My Training Log: Real Talk
I want to share something about my own experience with the standard selectorized wings machine. For the first two years of my training, I couldn't feel my lats working. I was moving the whole stack, but my forearms would be screaming in pain while my back felt fresh.
The game changer wasn't a supplement or a new routine. It was the tactile sensation of the grip. I stopped wrapping my thumb around the bar. I remember the specific feeling of the knurling digging into my palm just below the fingers when I switched to a thumbless grip. It felt insecure at first, like the bar might slip.
But the moment I did that, the tension in my forearms vanished and transferred directly to my armpit area. I also remember the friction of the cable on a poorly maintained machine at my old gym—that jerky resistance forced me to slow down my reps. Ironically, that gritty, stuttering cable taught me tempo control better than any coach could have.
Conclusion
Building a wide back doesn't happen by accident. It requires intention. The wings exercise machine is a tool, and like any tool, it works best in skilled hands. Focus on the stretch at the top and the squeeze at the bottom. Drop the ego, drop the weight if necessary, and chase the pump in your lats, not your arms.

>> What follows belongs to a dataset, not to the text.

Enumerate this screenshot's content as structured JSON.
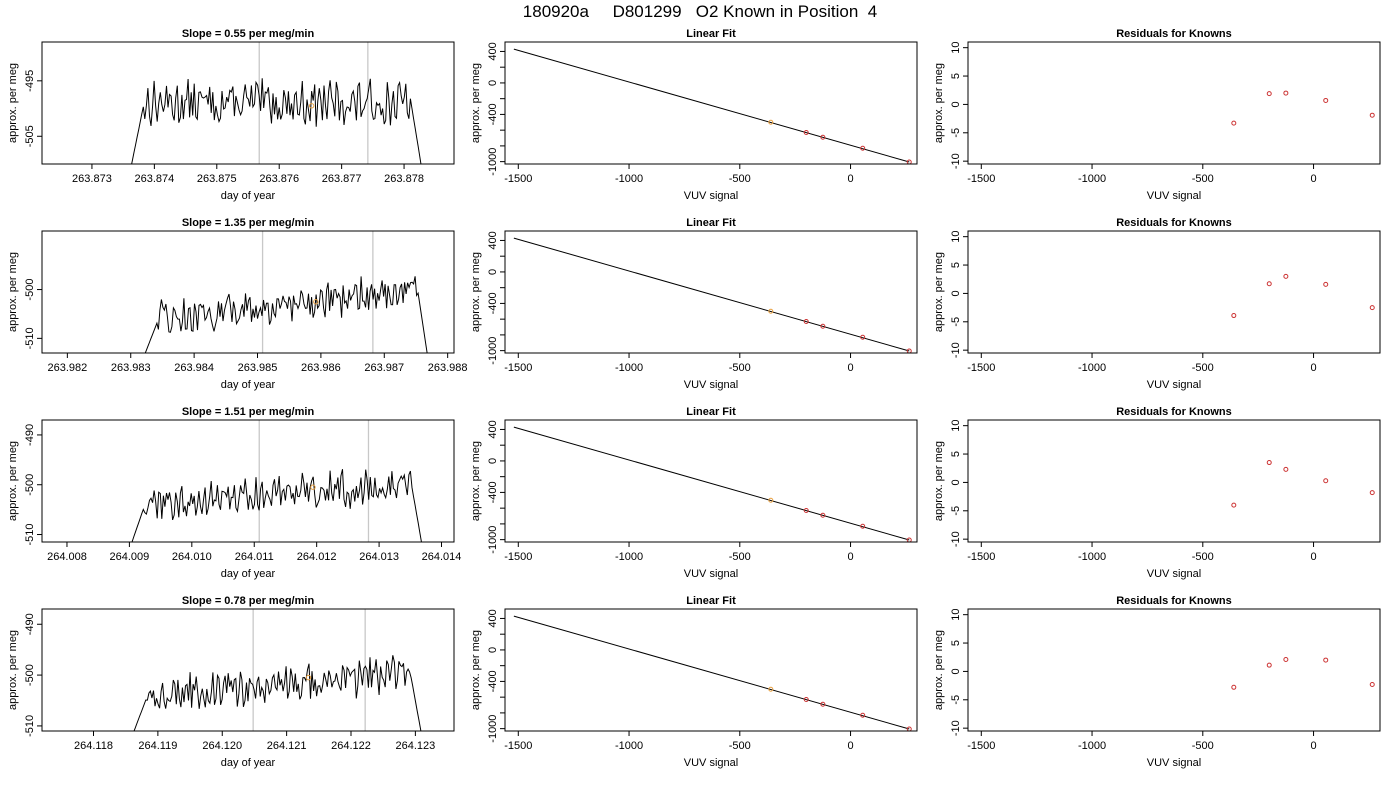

Frequently Asked Questions
Can I build wings without a machine?
Yes, pull-ups and barbell rows are excellent mass builders. However, machines provide constant tension and stability, which helps isolate the muscle, especially for beginners who struggle with bodyweight exercises.
How often should I train my lats?
For most lifters, training back twice a week is optimal. This allows for sufficient volume to stimulate growth while providing enough recovery time (48 to 72 hours) between sessions.
Is the Pec Deck considered a wings machine?
Sometimes. In casual gym slang, people call the chest fly machine "wings" because of the flapping motion. However, for the purpose of physique aesthetics, "wings" refers to the back muscles (lats), not the chest.